There are more columns, but they are nor fixed in number. They correspond to the values given in the ‘attributes’ column of the gffs (col 9, idx 8). For example, given the following attributes column:

coverage=134;context=TCA...;IPDRatio=3.91;identificationQv=228

we would get the following ‘extra’ columns:

134,TCA...,3.91,228

and this is exactly what happens with the m6A modification type.

All the lines starting by ‘#’ in the gff files are ignored. The format of the gff file is GFF3: https://github.com/The-Sequence-Ontology/Specifications/blob/master/gff3.md

The value of identificationQV is a a phred transformed probability of having a detection.

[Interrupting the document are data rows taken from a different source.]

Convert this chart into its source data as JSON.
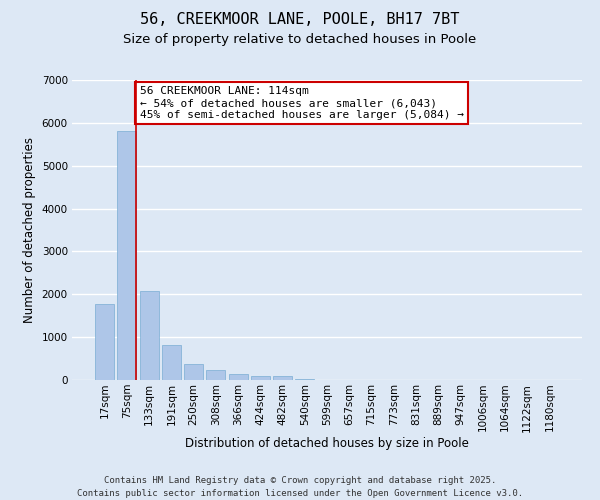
{
  "title": "56, CREEKMOOR LANE, POOLE, BH17 7BT",
  "subtitle": "Size of property relative to detached houses in Poole",
  "xlabel": "Distribution of detached houses by size in Poole",
  "ylabel": "Number of detached properties",
  "categories": [
    "17sqm",
    "75sqm",
    "133sqm",
    "191sqm",
    "250sqm",
    "308sqm",
    "366sqm",
    "424sqm",
    "482sqm",
    "540sqm",
    "599sqm",
    "657sqm",
    "715sqm",
    "773sqm",
    "831sqm",
    "889sqm",
    "947sqm",
    "1006sqm",
    "1064sqm",
    "1122sqm",
    "1180sqm"
  ],
  "values": [
    1780,
    5820,
    2080,
    820,
    370,
    230,
    130,
    90,
    90,
    30,
    10,
    0,
    0,
    0,
    0,
    0,
    0,
    0,
    0,
    0,
    0
  ],
  "bar_color": "#aec6e8",
  "bar_edge_color": "#7aadd4",
  "vline_color": "#cc0000",
  "vline_x_index": 1,
  "annotation_text": "56 CREEKMOOR LANE: 114sqm\n← 54% of detached houses are smaller (6,043)\n45% of semi-detached houses are larger (5,084) →",
  "annotation_box_color": "#cc0000",
  "ylim": [
    0,
    7000
  ],
  "yticks": [
    0,
    1000,
    2000,
    3000,
    4000,
    5000,
    6000,
    7000
  ],
  "background_color": "#dde8f5",
  "grid_color": "#ffffff",
  "footer": "Contains HM Land Registry data © Crown copyright and database right 2025.\nContains public sector information licensed under the Open Government Licence v3.0.",
  "title_fontsize": 11,
  "subtitle_fontsize": 9.5,
  "axis_label_fontsize": 8.5,
  "tick_fontsize": 7.5,
  "annotation_fontsize": 8,
  "footer_fontsize": 6.5
}
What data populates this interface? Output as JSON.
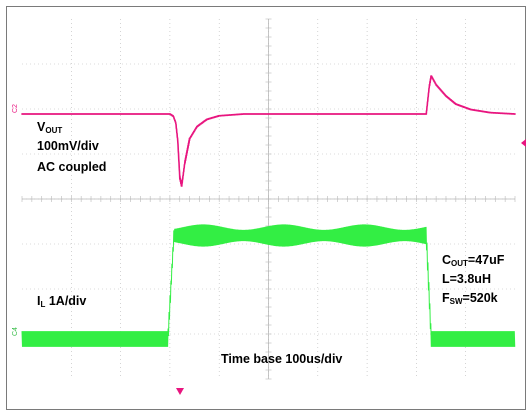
{
  "annotations": {
    "vout_main": "V",
    "vout_sub": "OUT",
    "vout_scale": "100mV/div",
    "vout_coupling": "AC coupled",
    "il_main": "I",
    "il_sub": "L",
    "il_scale": " 1A/div",
    "timebase": "Time base 100us/div",
    "cout_main": "C",
    "cout_sub": "OUT",
    "cout_value": "=47uF",
    "inductor": "L=3.8uH",
    "fsw_main": "F",
    "fsw_sub": "SW",
    "fsw_value": "=520k"
  },
  "channel_markers": {
    "ch2": "2",
    "ch4": "4"
  },
  "chart_data": {
    "type": "line",
    "grid": "on",
    "grid_divisions": {
      "x": 10,
      "y": 8
    },
    "x_units": "us",
    "xlim": [
      0,
      1000
    ],
    "series": [
      {
        "name": "VOUT",
        "color": "#e8157f",
        "units": "mV",
        "points": [
          [
            0,
            0
          ],
          [
            300,
            0
          ],
          [
            307,
            -5
          ],
          [
            312,
            -20
          ],
          [
            316,
            -60
          ],
          [
            320,
            -140
          ],
          [
            324,
            -160
          ],
          [
            330,
            -110
          ],
          [
            340,
            -55
          ],
          [
            355,
            -28
          ],
          [
            375,
            -12
          ],
          [
            400,
            -4
          ],
          [
            450,
            0
          ],
          [
            820,
            0
          ],
          [
            826,
            60
          ],
          [
            830,
            85
          ],
          [
            840,
            65
          ],
          [
            860,
            40
          ],
          [
            880,
            22
          ],
          [
            910,
            10
          ],
          [
            950,
            3
          ],
          [
            1000,
            0
          ]
        ]
      },
      {
        "name": "IL",
        "color": "#33ee44",
        "units": "A",
        "average": [
          [
            0,
            0
          ],
          [
            296,
            0
          ],
          [
            308,
            2.3
          ],
          [
            820,
            2.3
          ],
          [
            830,
            0
          ],
          [
            1000,
            0
          ]
        ],
        "ripple_pp": 0.5
      }
    ]
  },
  "colors": {
    "grid": "#b8b8b8",
    "frame": "#7a7a7a",
    "vout_trace": "#e8157f",
    "il_trace": "#33ee44",
    "marker": "#e8157f"
  }
}
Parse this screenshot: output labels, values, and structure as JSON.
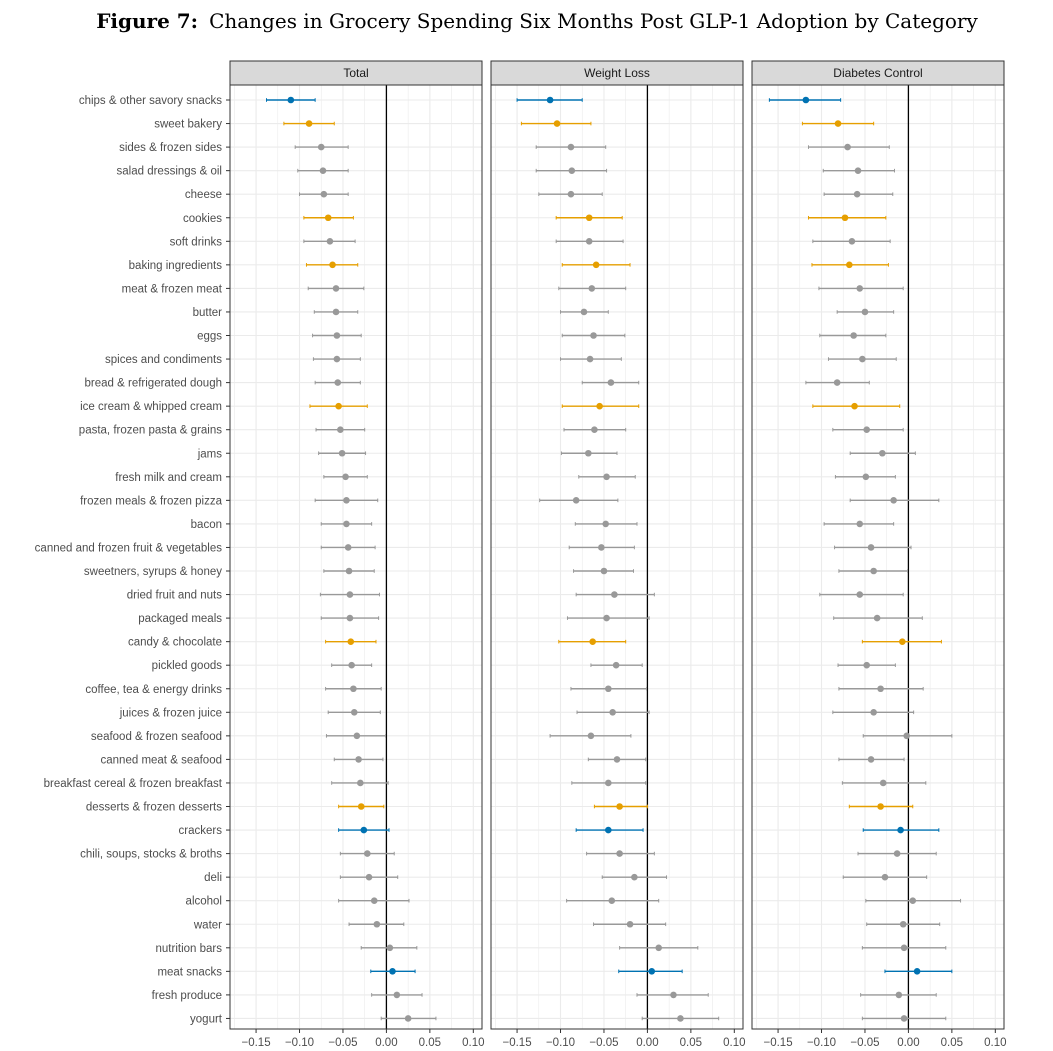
{
  "chart_data": {
    "type": "dotplot-errorbar",
    "title_prefix": "Figure 7:",
    "title": "Changes in Grocery Spending Six Months Post GLP-1 Adoption by Category",
    "xlim": [
      -0.18,
      0.11
    ],
    "x_ticks": [
      -0.15,
      -0.1,
      -0.05,
      0.0,
      0.05,
      0.1
    ],
    "x_tick_labels": [
      "−0.15",
      "−0.10",
      "−0.05",
      "0.00",
      "0.05",
      "0.10"
    ],
    "colors": {
      "grey": "#999999",
      "orange": "#E69F00",
      "blue": "#0072B2",
      "strip_fill": "#D9D9D9",
      "grid": "#EBEBEB"
    },
    "categories": [
      "chips & other savory snacks",
      "sweet bakery",
      "sides & frozen sides",
      "salad dressings & oil",
      "cheese",
      "cookies",
      "soft drinks",
      "baking ingredients",
      "meat & frozen meat",
      "butter",
      "eggs",
      "spices and condiments",
      "bread & refrigerated dough",
      "ice cream & whipped cream",
      "pasta, frozen pasta & grains",
      "jams",
      "fresh milk and cream",
      "frozen meals & frozen pizza",
      "bacon",
      "canned and frozen fruit & vegetables",
      "sweetners, syrups & honey",
      "dried fruit and nuts",
      "packaged meals",
      "candy & chocolate",
      "pickled goods",
      "coffee, tea & energy drinks",
      "juices & frozen juice",
      "seafood & frozen seafood",
      "canned meat & seafood",
      "breakfast cereal & frozen breakfast",
      "desserts & frozen desserts",
      "crackers",
      "chili, soups, stocks & broths",
      "deli",
      "alcohol",
      "water",
      "nutrition bars",
      "meat snacks",
      "fresh produce",
      "yogurt"
    ],
    "panels": [
      {
        "name": "Total",
        "estimates": [
          -0.11,
          -0.089,
          -0.075,
          -0.073,
          -0.072,
          -0.067,
          -0.065,
          -0.062,
          -0.058,
          -0.058,
          -0.057,
          -0.057,
          -0.056,
          -0.055,
          -0.053,
          -0.051,
          -0.047,
          -0.046,
          -0.046,
          -0.044,
          -0.043,
          -0.042,
          -0.042,
          -0.041,
          -0.04,
          -0.038,
          -0.037,
          -0.034,
          -0.032,
          -0.03,
          -0.029,
          -0.026,
          -0.022,
          -0.02,
          -0.014,
          -0.011,
          0.004,
          0.007,
          0.012,
          0.025
        ],
        "lower": [
          -0.138,
          -0.118,
          -0.105,
          -0.102,
          -0.1,
          -0.095,
          -0.095,
          -0.092,
          -0.09,
          -0.083,
          -0.085,
          -0.084,
          -0.082,
          -0.088,
          -0.081,
          -0.078,
          -0.072,
          -0.082,
          -0.075,
          -0.075,
          -0.072,
          -0.076,
          -0.075,
          -0.07,
          -0.063,
          -0.07,
          -0.067,
          -0.069,
          -0.06,
          -0.063,
          -0.055,
          -0.055,
          -0.053,
          -0.053,
          -0.055,
          -0.043,
          -0.029,
          -0.018,
          -0.017,
          -0.006
        ],
        "upper": [
          -0.082,
          -0.06,
          -0.044,
          -0.044,
          -0.044,
          -0.038,
          -0.036,
          -0.033,
          -0.026,
          -0.033,
          -0.029,
          -0.03,
          -0.03,
          -0.022,
          -0.025,
          -0.024,
          -0.022,
          -0.01,
          -0.017,
          -0.013,
          -0.014,
          -0.008,
          -0.009,
          -0.012,
          -0.017,
          -0.006,
          -0.007,
          -0.001,
          -0.004,
          0.002,
          -0.003,
          0.003,
          0.009,
          0.013,
          0.026,
          0.02,
          0.035,
          0.033,
          0.041,
          0.057
        ],
        "colors": [
          "blue",
          "orange",
          "grey",
          "grey",
          "grey",
          "orange",
          "grey",
          "orange",
          "grey",
          "grey",
          "grey",
          "grey",
          "grey",
          "orange",
          "grey",
          "grey",
          "grey",
          "grey",
          "grey",
          "grey",
          "grey",
          "grey",
          "grey",
          "orange",
          "grey",
          "grey",
          "grey",
          "grey",
          "grey",
          "grey",
          "orange",
          "blue",
          "grey",
          "grey",
          "grey",
          "grey",
          "grey",
          "blue",
          "grey",
          "grey"
        ]
      },
      {
        "name": "Weight Loss",
        "estimates": [
          -0.112,
          -0.104,
          -0.088,
          -0.087,
          -0.088,
          -0.067,
          -0.067,
          -0.059,
          -0.064,
          -0.073,
          -0.062,
          -0.066,
          -0.042,
          -0.055,
          -0.061,
          -0.068,
          -0.047,
          -0.082,
          -0.048,
          -0.053,
          -0.05,
          -0.038,
          -0.047,
          -0.063,
          -0.036,
          -0.045,
          -0.04,
          -0.065,
          -0.035,
          -0.045,
          -0.032,
          -0.045,
          -0.032,
          -0.015,
          -0.041,
          -0.02,
          0.013,
          0.005,
          0.03,
          0.038
        ],
        "lower": [
          -0.15,
          -0.145,
          -0.128,
          -0.128,
          -0.125,
          -0.105,
          -0.105,
          -0.098,
          -0.102,
          -0.1,
          -0.098,
          -0.1,
          -0.075,
          -0.098,
          -0.096,
          -0.099,
          -0.079,
          -0.124,
          -0.083,
          -0.09,
          -0.085,
          -0.082,
          -0.092,
          -0.102,
          -0.065,
          -0.088,
          -0.081,
          -0.112,
          -0.068,
          -0.087,
          -0.061,
          -0.082,
          -0.07,
          -0.052,
          -0.093,
          -0.062,
          -0.032,
          -0.033,
          -0.012,
          -0.006
        ],
        "upper": [
          -0.075,
          -0.065,
          -0.048,
          -0.047,
          -0.052,
          -0.029,
          -0.028,
          -0.02,
          -0.025,
          -0.045,
          -0.026,
          -0.03,
          -0.01,
          -0.01,
          -0.025,
          -0.035,
          -0.014,
          -0.034,
          -0.012,
          -0.015,
          -0.016,
          0.008,
          0.002,
          -0.025,
          -0.006,
          -0.001,
          0.002,
          -0.019,
          -0.002,
          -0.002,
          0.0,
          -0.005,
          0.008,
          0.022,
          0.013,
          0.021,
          0.058,
          0.04,
          0.07,
          0.082
        ]
      },
      {
        "name": "Diabetes Control",
        "estimates": [
          -0.118,
          -0.081,
          -0.07,
          -0.058,
          -0.059,
          -0.073,
          -0.065,
          -0.068,
          -0.056,
          -0.05,
          -0.063,
          -0.053,
          -0.082,
          -0.062,
          -0.048,
          -0.03,
          -0.049,
          -0.017,
          -0.056,
          -0.043,
          -0.04,
          -0.056,
          -0.036,
          -0.007,
          -0.048,
          -0.032,
          -0.04,
          -0.002,
          -0.043,
          -0.029,
          -0.032,
          -0.009,
          -0.013,
          -0.027,
          0.005,
          -0.006,
          -0.005,
          0.01,
          -0.011,
          -0.005
        ],
        "lower": [
          -0.16,
          -0.122,
          -0.115,
          -0.098,
          -0.097,
          -0.115,
          -0.11,
          -0.111,
          -0.103,
          -0.082,
          -0.102,
          -0.092,
          -0.118,
          -0.11,
          -0.087,
          -0.067,
          -0.084,
          -0.067,
          -0.097,
          -0.085,
          -0.08,
          -0.102,
          -0.086,
          -0.053,
          -0.081,
          -0.08,
          -0.087,
          -0.052,
          -0.08,
          -0.076,
          -0.068,
          -0.052,
          -0.058,
          -0.075,
          -0.049,
          -0.048,
          -0.053,
          -0.027,
          -0.055,
          -0.053
        ],
        "upper": [
          -0.078,
          -0.04,
          -0.022,
          -0.016,
          -0.018,
          -0.026,
          -0.021,
          -0.023,
          -0.006,
          -0.017,
          -0.026,
          -0.014,
          -0.045,
          -0.01,
          -0.006,
          0.008,
          -0.015,
          0.035,
          -0.017,
          0.003,
          -0.001,
          -0.006,
          0.016,
          0.038,
          -0.015,
          0.017,
          0.006,
          0.05,
          -0.005,
          0.02,
          0.005,
          0.035,
          0.032,
          0.021,
          0.06,
          0.036,
          0.043,
          0.05,
          0.032,
          0.043
        ]
      }
    ]
  }
}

See eq. (8) in [1]

[1]: “Detection and Identification of Base Modifications with Single Molecule Real-Time Sequencing Data”

pacbio_data_processing.sm_analysis.generate_CCS_file(in_bam: Union[pathlib.Path, str], ccs_bam_file: Optional[Union[pathlib.Path, str]])[source]

Idempotent computation of the Circular Consensus Sequence (CCS) version of the passed in in_bam file done with pacbio_data_processing.ccs.ccs().

pacbio_data_processing.sm_analysis.generate_aligned_CCS_file(ccs_bam_file: Union[pathlib.Path, str], aligned_ccs_bam_file: Optional[Union[pathlib.Path, str]], fasta: Union[pathlib.Path, str], nprocs: Union[int, str], blasr: pacbio_data_processing.blasr.Blasr, variant: str = 'straight') Optional[pathlib.Path][source]

It calls the blasr program to align the ccs_bam_file. If aligned_ccs_bam_file is given, it is used as the output filename. If not given, a name is generated using a prefix based on the variant parameter followed by ccs_bam_file:

  • variant='straight' (default) -> blasr. prefix

  • variant='pi-shifted' -> pi-shifted.blasr. prefix

Returns

The path to the aligned CCS BAM file for the requested variant, if it could be computed, or None if it could not. That is decided by the blasr object. An aligned BAM file cannot be computed by blasr if it is being produced by a parallel computation. (See pacbio_data_processing.blasr.Blasr for details.)

pacbio_data_processing.sm_analysis.main_cl()[source]

Entry point for sm-analysis executable.

pacbio_data_processing.sm_analysis.map_molecules_with_highest_sim_ratio(bam_file_name: Optional[Union[pathlib.Path, str]]) dict[int, pacbio_data_processing.bam_utils.Molecule][source]

Given the path to a bam file, it returns a dictionary, whose keys are mol ids (ints) and the values are the corresponding Molecules. If multiple lines in the given BAM file share the mol id, only the first line found with the highest similarity ratio (computed from the cigar) is chosen: if multiple lines share the molecule ID and the highest similarity ratio (say, 1), ONLY the first one is taken, irrespective of other factors.